As you know, newborn children in the maternity house are getting vaccines from hepatitis B. Is it necessary for the child who did not have contacts with sick people?

Such vaccination is necessary for prevention. No matter whether if there was contact or not. We cannot know this. It is better if baby will be protected in advance. The situation with hepatitis B is different than with hepatitis C – there are no medications against hepatitis B. It is better to prevent it with vaccination. This is the only effective method there is. According to the recommendations of the World Health Organization, the first vaccination of Hepatitis B has to be done to a child in the first day of life. The second and the third in future months. In general, there are a lot of kind of hepatitis: A, B, C, D and others. They all affect a liver, but the ways of infection are different.

How are you finding it here in Ukraine?

It is very friendly. People with such admiration and dedication are working on projects. We are very pleased with our partners. For example, thanks to the Public Health Center, we have a connection with the Ministry of Health, which shows how it is transformed into a state policy. Such commitments to the project and the support of the MOH for project implementation are positively evaluated by international donors.

In your opinion, what should the Ukrainian interest be?

I think you should to increase the interest to a new diagnostic model of hepatitis C and access to testing and treatment for hepatitis C.

Tetiana Barnard

Is it possible to do tests only in Kyiv according to your project?

Today our project is being implemented in two healthcare institutions: Kyiv Clinical City Hospital №5 and the Institute of Epidemiology and Infectious Diseases of L.V.Gromashevskiy (Department of Viral Hepatitis and AIDS). Our partner organizations are providing rapid testing for HCV. Key populations from other regions in Ukraine also have an opportunity to enter the project, but they will need to confirm their HCV diagnosis in Kyiv. There is has already been assigned a special laboratory analysis. If it is positive, then a person undergoes further examinations, followed by HCV treatment. Three months after the treatment is complete, participant need to take a test to make sure that the person really has recovered. In fact, the treatment lasts for three months, and then you need to make sure that it has been successful.

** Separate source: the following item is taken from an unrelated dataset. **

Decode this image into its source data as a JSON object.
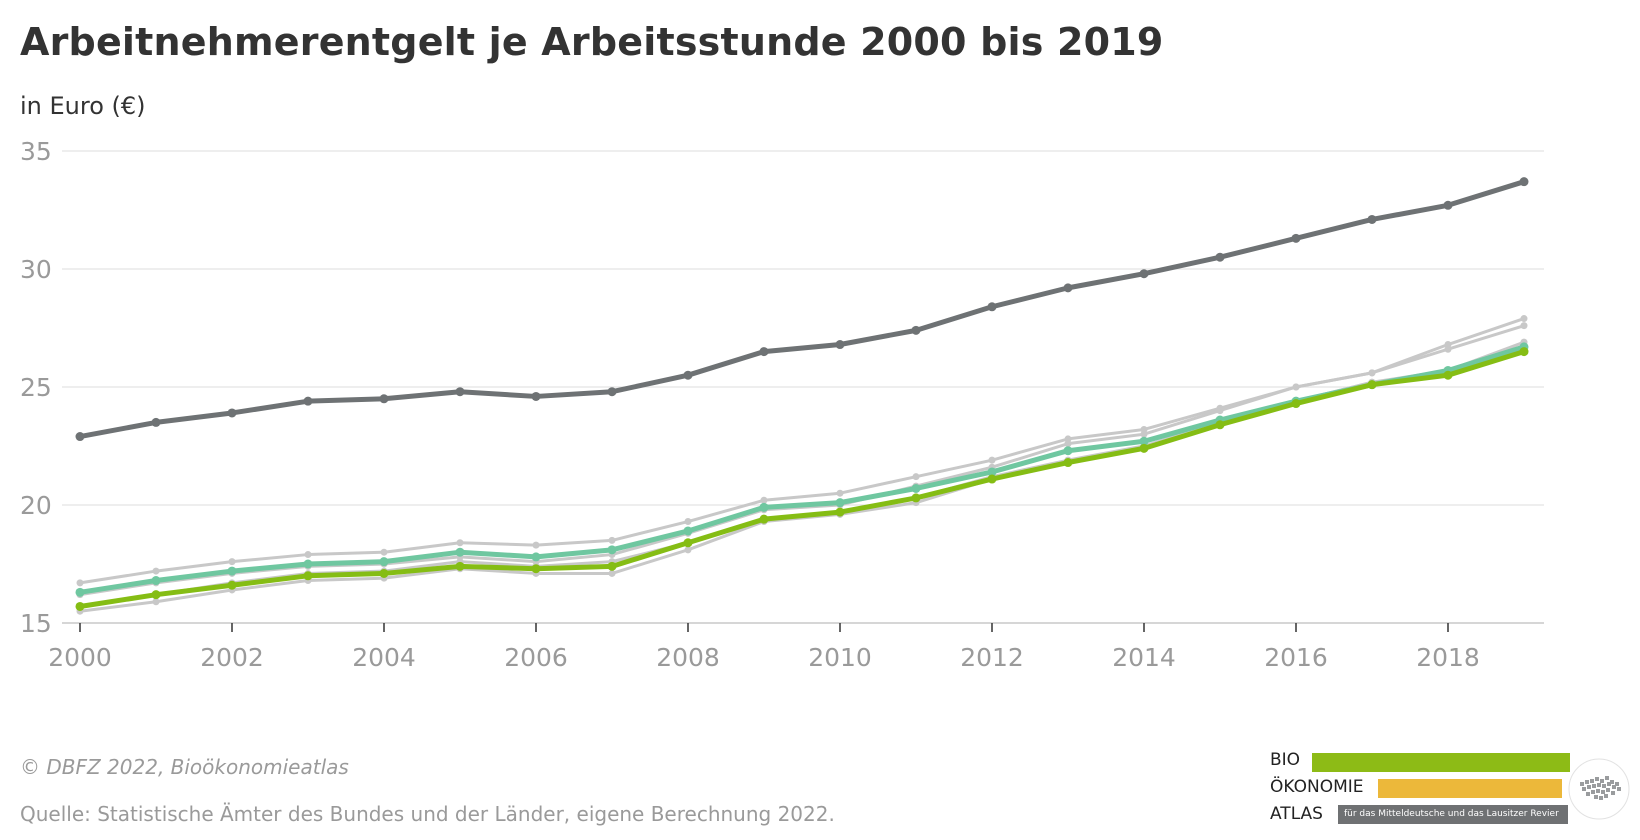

How exactly is the treatment is happening?

Medications given to a project participant in several doses. So usually a person has 4-5 visits to the treatment facility during the project. During such a visit, there is a consultation with a doctor to see if patient is tolerating treatment, if he/she has any complaints etc. We pay significant attention to treatment safety especially during the early weeks of treatment.

Treatment under the project is free of charge. But how much do cure for hepatitis C cost?

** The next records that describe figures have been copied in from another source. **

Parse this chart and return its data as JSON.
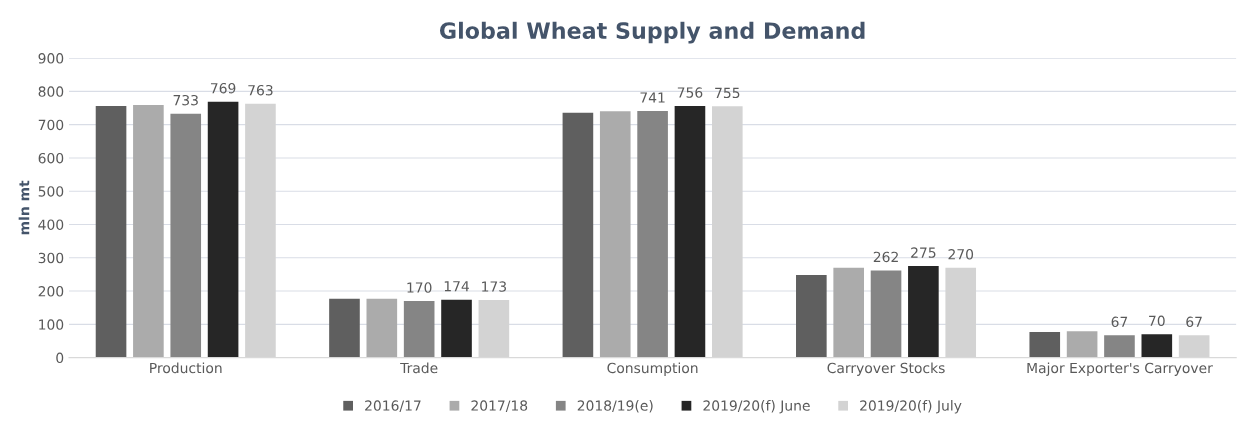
{
  "chart_data": {
    "type": "bar",
    "title": "Global Wheat Supply and Demand",
    "ylabel": "mln mt",
    "categories": [
      "Production",
      "Trade",
      "Consumption",
      "Carryover Stocks",
      "Major Exporter's Carryover"
    ],
    "series": [
      {
        "name": "2016/17",
        "color": "#5f5f5f",
        "values": [
          756,
          177,
          736,
          248,
          77
        ]
      },
      {
        "name": "2017/18",
        "color": "#ababab",
        "values": [
          759,
          177,
          740,
          270,
          79
        ]
      },
      {
        "name": "2018/19(e)",
        "color": "#858585",
        "values": [
          733,
          170,
          741,
          262,
          67
        ],
        "value_labels": [
          "733",
          "170",
          "741",
          "262",
          "67"
        ]
      },
      {
        "name": "2019/20(f) June",
        "color": "#262626",
        "values": [
          769,
          174,
          756,
          275,
          70
        ],
        "value_labels": [
          "769",
          "174",
          "756",
          "275",
          "70"
        ]
      },
      {
        "name": "2019/20(f) July",
        "color": "#d3d3d3",
        "values": [
          763,
          173,
          755,
          270,
          67
        ],
        "value_labels": [
          "763",
          "173",
          "755",
          "270",
          "67"
        ]
      }
    ],
    "ylim": [
      0,
      900
    ],
    "yticks": [
      0,
      100,
      200,
      300,
      400,
      500,
      600,
      700,
      800,
      900
    ],
    "grid": "y",
    "legend": "bottom"
  }
}
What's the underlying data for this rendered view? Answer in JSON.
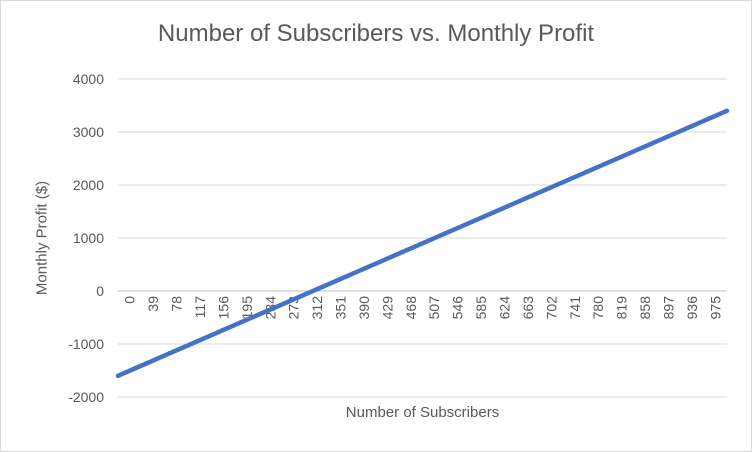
{
  "chart_data": {
    "type": "line",
    "title": "Number of Subscribers vs. Monthly Profit",
    "xlabel": "Number of Subscribers",
    "ylabel": "Monthly Profit ($)",
    "x_tick_labels": [
      "0",
      "39",
      "78",
      "117",
      "156",
      "195",
      "234",
      "273",
      "312",
      "351",
      "390",
      "429",
      "468",
      "507",
      "546",
      "585",
      "624",
      "663",
      "702",
      "741",
      "780",
      "819",
      "858",
      "897",
      "936",
      "975"
    ],
    "y_tick_labels": [
      "4000",
      "3000",
      "2000",
      "1000",
      "0",
      "-1000",
      "-2000"
    ],
    "ylim": [
      -2000,
      4000
    ],
    "xlim": [
      0,
      1000
    ],
    "grid": true,
    "legend": "none",
    "line_color": "#4472c4",
    "series": [
      {
        "x": [
          0,
          1000
        ],
        "values": [
          -1600,
          3400
        ]
      }
    ]
  }
}
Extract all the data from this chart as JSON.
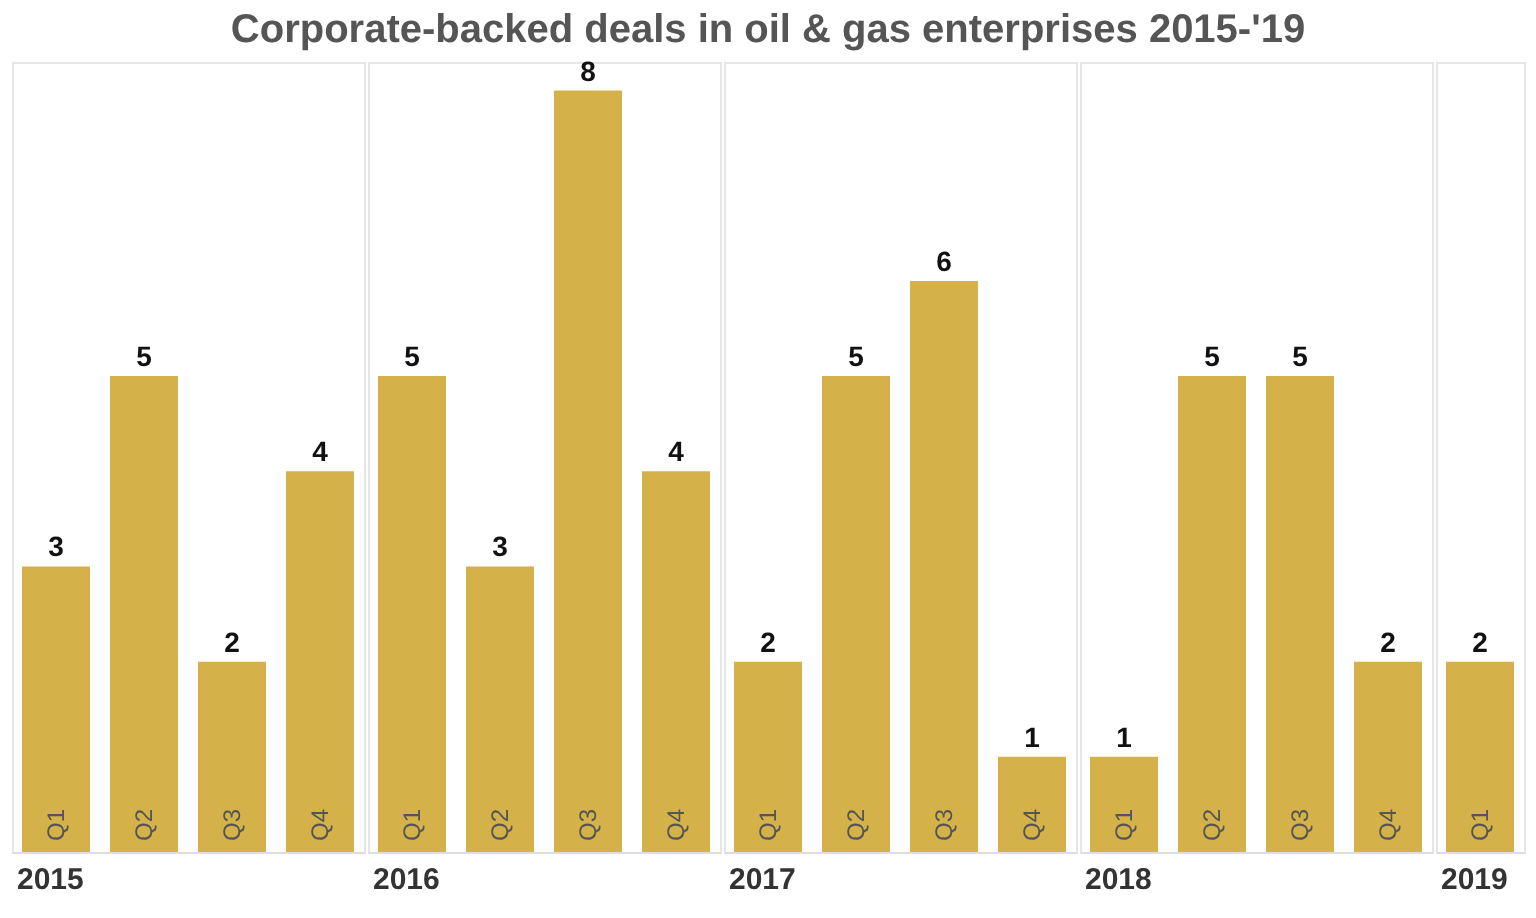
{
  "chart_data": [
    {
      "type": "bar",
      "title": "Corporate-backed deals in oil & gas enterprises 2015-'19",
      "xlabel": "2015",
      "categories": [
        "Q1",
        "Q2",
        "Q3",
        "Q4"
      ],
      "values": [
        3,
        5,
        2,
        4
      ],
      "color": "#d4b249",
      "data_labels": true
    },
    {
      "type": "bar",
      "xlabel": "2016",
      "categories": [
        "Q1",
        "Q2",
        "Q3",
        "Q4"
      ],
      "values": [
        5,
        3,
        8,
        4
      ],
      "color": "#d4b249",
      "data_labels": true
    },
    {
      "type": "bar",
      "xlabel": "2017",
      "categories": [
        "Q1",
        "Q2",
        "Q3",
        "Q4"
      ],
      "values": [
        2,
        5,
        6,
        1
      ],
      "color": "#d4b249",
      "data_labels": true
    },
    {
      "type": "bar",
      "xlabel": "2018",
      "categories": [
        "Q1",
        "Q2",
        "Q3",
        "Q4"
      ],
      "values": [
        1,
        5,
        5,
        2
      ],
      "color": "#d4b249",
      "data_labels": true
    },
    {
      "type": "bar",
      "xlabel": "2019",
      "categories": [
        "Q1"
      ],
      "values": [
        2
      ],
      "color": "#d4b249",
      "data_labels": true
    }
  ]
}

These are new technologies and new drugs that are being used globaly. They are expensive in th most of the Western, developed countries. According to the World Bank criteria, Ukraine refers to low-middle income countries. Therefore, the one of the manufactures offers a special price of 300USD per bottle. So, for three months of treatment it is $900. At the Ministry of Health of Ukraine say that prices can be further reduced.

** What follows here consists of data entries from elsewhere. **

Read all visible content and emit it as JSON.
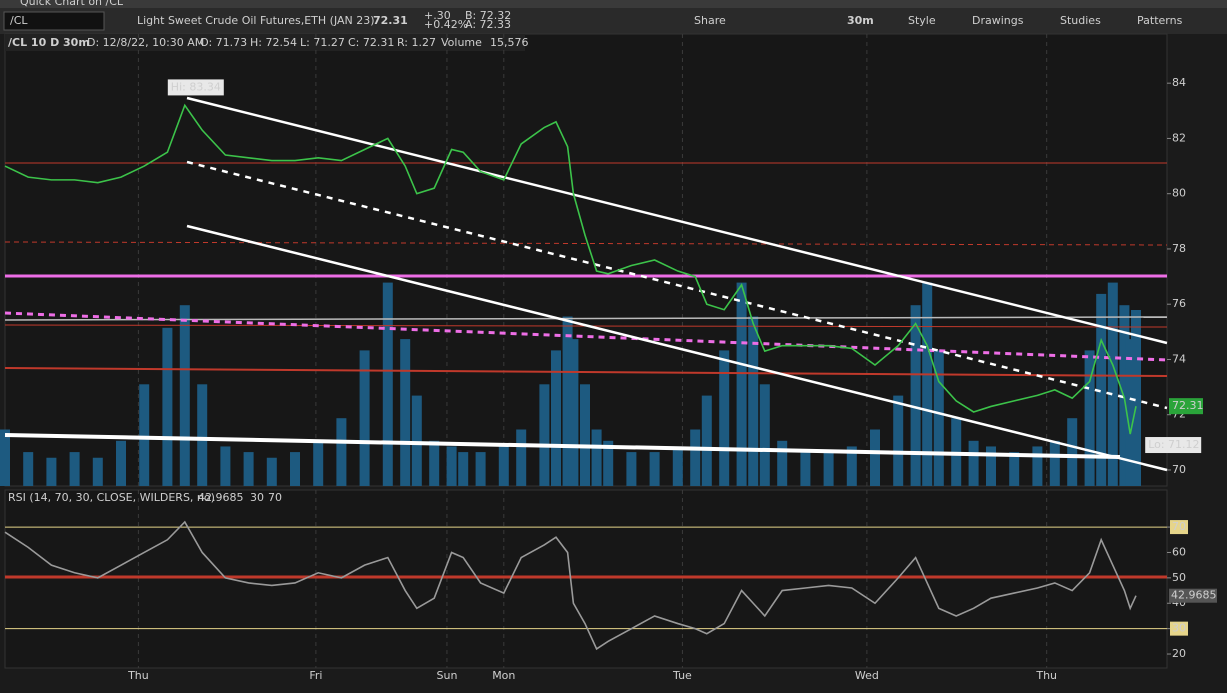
{
  "window_title": "Quick Chart on /CL",
  "toolbar": {
    "symbol": "/CL",
    "description": "Light Sweet Crude Oil Futures,ETH (JAN 23)",
    "last": "72.31",
    "change": "+.30",
    "change_pct": "+0.42%",
    "bid": "B: 72.32",
    "ask": "A: 72.33",
    "buttons": [
      "Share",
      "30m",
      "Style",
      "Drawings",
      "Studies",
      "Patterns"
    ]
  },
  "info": {
    "chart": "/CL 10 D 30m",
    "date": "D: 12/8/22, 10:30 AM",
    "open": "O: 71.73",
    "high": "H: 72.54",
    "low": "L: 71.27",
    "close": "C: 72.31",
    "range": "R: 1.27",
    "volume_label": "Volume",
    "volume": "15,576"
  },
  "chart_data": [
    {
      "type": "line",
      "x": [
        0,
        2,
        4,
        6,
        8,
        10,
        12,
        14,
        15.5,
        17,
        19,
        21,
        23,
        25,
        27,
        29,
        31,
        33,
        34.5,
        35.5,
        37,
        38.5,
        39.5,
        41,
        43,
        44.5,
        46.5,
        47.5,
        48.5,
        49,
        50,
        51,
        52,
        54,
        56,
        58,
        59.5,
        60.5,
        62,
        63.5,
        64.5,
        65.5,
        67,
        69,
        71,
        73,
        75,
        77,
        78.5,
        79.5,
        80.5,
        82,
        83.5,
        85,
        87,
        89,
        90.5,
        92,
        93.5,
        94.5,
        95.5,
        96.5,
        97,
        97.5
      ],
      "xlim": [
        0,
        100
      ],
      "xticks": [
        {
          "value": 11.5,
          "label": "Thu"
        },
        {
          "value": 26.8,
          "label": "Fri"
        },
        {
          "value": 38.1,
          "label": "Sun"
        },
        {
          "value": 43,
          "label": "Mon"
        },
        {
          "value": 58.4,
          "label": "Tue"
        },
        {
          "value": 74.3,
          "label": "Wed"
        },
        {
          "value": 89.8,
          "label": "Thu"
        }
      ],
      "ylim": [
        69.42,
        85.78
      ],
      "yticks": [
        70,
        72,
        74,
        76,
        78,
        80,
        82,
        84
      ],
      "y2lim": [
        0,
        40000
      ],
      "series": [
        {
          "color": "#3cc34a",
          "values": [
            81.0,
            80.6,
            80.5,
            80.5,
            80.4,
            80.6,
            81.0,
            81.5,
            83.2,
            82.3,
            81.4,
            81.3,
            81.2,
            81.2,
            81.3,
            81.2,
            81.6,
            82.0,
            81.0,
            80.0,
            80.2,
            81.6,
            81.5,
            80.8,
            80.5,
            81.8,
            82.4,
            82.6,
            81.7,
            80.0,
            78.5,
            77.2,
            77.1,
            77.4,
            77.6,
            77.2,
            77.0,
            76.0,
            75.8,
            76.7,
            75.3,
            74.3,
            74.5,
            74.5,
            74.5,
            74.4,
            73.8,
            74.5,
            75.3,
            74.5,
            73.2,
            72.5,
            72.1,
            72.3,
            72.5,
            72.7,
            72.9,
            72.6,
            73.2,
            74.7,
            73.8,
            72.6,
            71.3,
            72.31
          ]
        },
        {
          "name": "Volume",
          "color": "#1d5a80",
          "axis": "y2",
          "values": [
            5000,
            3000,
            2500,
            3000,
            2500,
            4000,
            9000,
            14000,
            16000,
            9000,
            3500,
            3000,
            2500,
            3000,
            4000,
            6000,
            12000,
            18000,
            13000,
            8000,
            4000,
            3500,
            3000,
            3000,
            3500,
            5000,
            9000,
            12000,
            15000,
            13000,
            9000,
            5000,
            4000,
            3000,
            3000,
            3500,
            5000,
            8000,
            12000,
            18000,
            15000,
            9000,
            4000,
            3000,
            3000,
            3500,
            5000,
            8000,
            16000,
            18000,
            12000,
            6000,
            4000,
            3500,
            3000,
            3500,
            4000,
            6000,
            12000,
            17000,
            18000,
            16000,
            13000,
            15576
          ]
        }
      ],
      "annotations": [
        {
          "label": "Hi: 83.34",
          "value": 83.34,
          "x": 15.5
        },
        {
          "label": "Lo: 71.12",
          "value": 71.12,
          "x": 97
        },
        {
          "label": "72.31",
          "value": 72.31,
          "x": 100
        }
      ]
    },
    {
      "type": "line",
      "title": "RSI (14, 70, 30, CLOSE, WILDERS, no)",
      "x": [
        0,
        2,
        4,
        6,
        8,
        10,
        12,
        14,
        15.5,
        17,
        19,
        21,
        23,
        25,
        27,
        29,
        31,
        33,
        34.5,
        35.5,
        37,
        38.5,
        39.5,
        41,
        43,
        44.5,
        46.5,
        47.5,
        48.5,
        49,
        50,
        51,
        52,
        54,
        56,
        58,
        59.5,
        60.5,
        62,
        63.5,
        64.5,
        65.5,
        67,
        69,
        71,
        73,
        75,
        77,
        78.5,
        79.5,
        80.5,
        82,
        83.5,
        85,
        87,
        89,
        90.5,
        92,
        93.5,
        94.5,
        95.5,
        96.5,
        97,
        97.5
      ],
      "xlim": [
        0,
        100
      ],
      "ylim": [
        14.5,
        84.6
      ],
      "yticks": [
        20,
        30,
        40,
        50,
        60,
        70
      ],
      "levels": [
        30,
        70
      ],
      "series": [
        {
          "color": "#9a9a9a",
          "values": [
            68,
            62,
            55,
            52,
            50,
            55,
            60,
            65,
            72,
            60,
            50,
            48,
            47,
            48,
            52,
            50,
            55,
            58,
            45,
            38,
            42,
            60,
            58,
            48,
            44,
            58,
            63,
            66,
            60,
            40,
            32,
            22,
            25,
            30,
            35,
            32,
            30,
            28,
            32,
            45,
            40,
            35,
            45,
            46,
            47,
            46,
            40,
            50,
            58,
            48,
            38,
            35,
            38,
            42,
            44,
            46,
            48,
            45,
            52,
            65,
            55,
            45,
            38,
            42.9685
          ]
        }
      ],
      "current": {
        "label": "42.9685",
        "value": 42.9685
      }
    }
  ]
}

How long your project in Ukraine will last?

It began in October 2017. We have more than 500 patients on HCV treatment currently. Most of them have co-infection, so they have been diagnosed with HIV and viral hepatitis C. We have already supplied HCV drugs for 866 patients in healthcare facilities.

Among 500 recruited in the project some have already completed treatment, some are still continuing with their treatment. 164 people completed treatment and they are waiting for another three months to have the test and finally make sure that they have been cured.

The number of patients we treat is quite small comparing to the national scale. The need for the treatment in Ukraine is much higher than we can cover within the project resources. But there are other projects implemented by partner organizations and the Ministry of Health are also plan to provide HCV treatment to more patients in 2019.